Under his oversight was the introduction of NCEA Standard 1590 for Level 2 students (in old terms 6th form). It’s a
standard for two credits entitled “Prepare and serve hot drinks to patients and/or residents”. Let’s call it the
‘credits for cups of tea’ standard. Delegates will be interested to know that students are measured on whether drinks:
a) Are prepared to patients’ or residents’ requirements (ask whether they want tea, coffee or milo)
b) Are placed in the correct utensil (a cup or mug), and where the patient wants the drink.
c) That are served take into account the patients’ welfare or cultural values.
I’ve consulted Tau Henare on the final point. He confirms that serving cups of tea to Maori, as one example, is no
different from serving cups of tea to anyone else.

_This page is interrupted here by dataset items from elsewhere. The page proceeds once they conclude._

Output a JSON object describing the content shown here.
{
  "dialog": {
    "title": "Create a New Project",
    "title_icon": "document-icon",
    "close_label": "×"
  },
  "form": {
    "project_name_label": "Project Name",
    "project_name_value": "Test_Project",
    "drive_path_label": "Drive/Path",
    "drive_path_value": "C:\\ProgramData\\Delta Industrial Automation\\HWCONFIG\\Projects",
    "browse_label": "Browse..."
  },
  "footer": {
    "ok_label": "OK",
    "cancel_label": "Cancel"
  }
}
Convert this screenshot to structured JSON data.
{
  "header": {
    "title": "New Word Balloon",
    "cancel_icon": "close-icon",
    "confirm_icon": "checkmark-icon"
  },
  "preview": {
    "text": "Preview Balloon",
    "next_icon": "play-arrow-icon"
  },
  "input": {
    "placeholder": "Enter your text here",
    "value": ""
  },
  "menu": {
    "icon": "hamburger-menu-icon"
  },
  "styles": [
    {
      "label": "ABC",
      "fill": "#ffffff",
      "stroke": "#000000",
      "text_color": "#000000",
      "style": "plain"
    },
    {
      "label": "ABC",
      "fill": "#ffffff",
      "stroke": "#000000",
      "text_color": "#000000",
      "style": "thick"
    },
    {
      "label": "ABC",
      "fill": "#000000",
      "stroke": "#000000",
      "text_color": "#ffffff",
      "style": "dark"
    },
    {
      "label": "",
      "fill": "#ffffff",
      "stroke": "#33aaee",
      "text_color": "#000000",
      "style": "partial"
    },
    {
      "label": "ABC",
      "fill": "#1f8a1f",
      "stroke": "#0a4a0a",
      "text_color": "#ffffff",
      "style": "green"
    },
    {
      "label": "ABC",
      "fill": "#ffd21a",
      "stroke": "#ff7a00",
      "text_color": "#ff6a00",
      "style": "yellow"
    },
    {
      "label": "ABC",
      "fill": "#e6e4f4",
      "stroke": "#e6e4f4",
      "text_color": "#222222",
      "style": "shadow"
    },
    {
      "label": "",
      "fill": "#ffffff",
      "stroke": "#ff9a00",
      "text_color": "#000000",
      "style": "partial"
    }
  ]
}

The disturbing thing is that the first two performance criteria
completely mirror the Brownie Homemaker Badge that many Kiwi girls of my generation did when we were eight, as opposed
to 16 or 17.
NCEA credits for cups of tea do nothing to restore the public’s faith in the exam.
But, hey, I’m an optimist. You never know – that qualification might actually come in handy for all those Labour MPs
looking for new careers when they’re shown the door in 2008.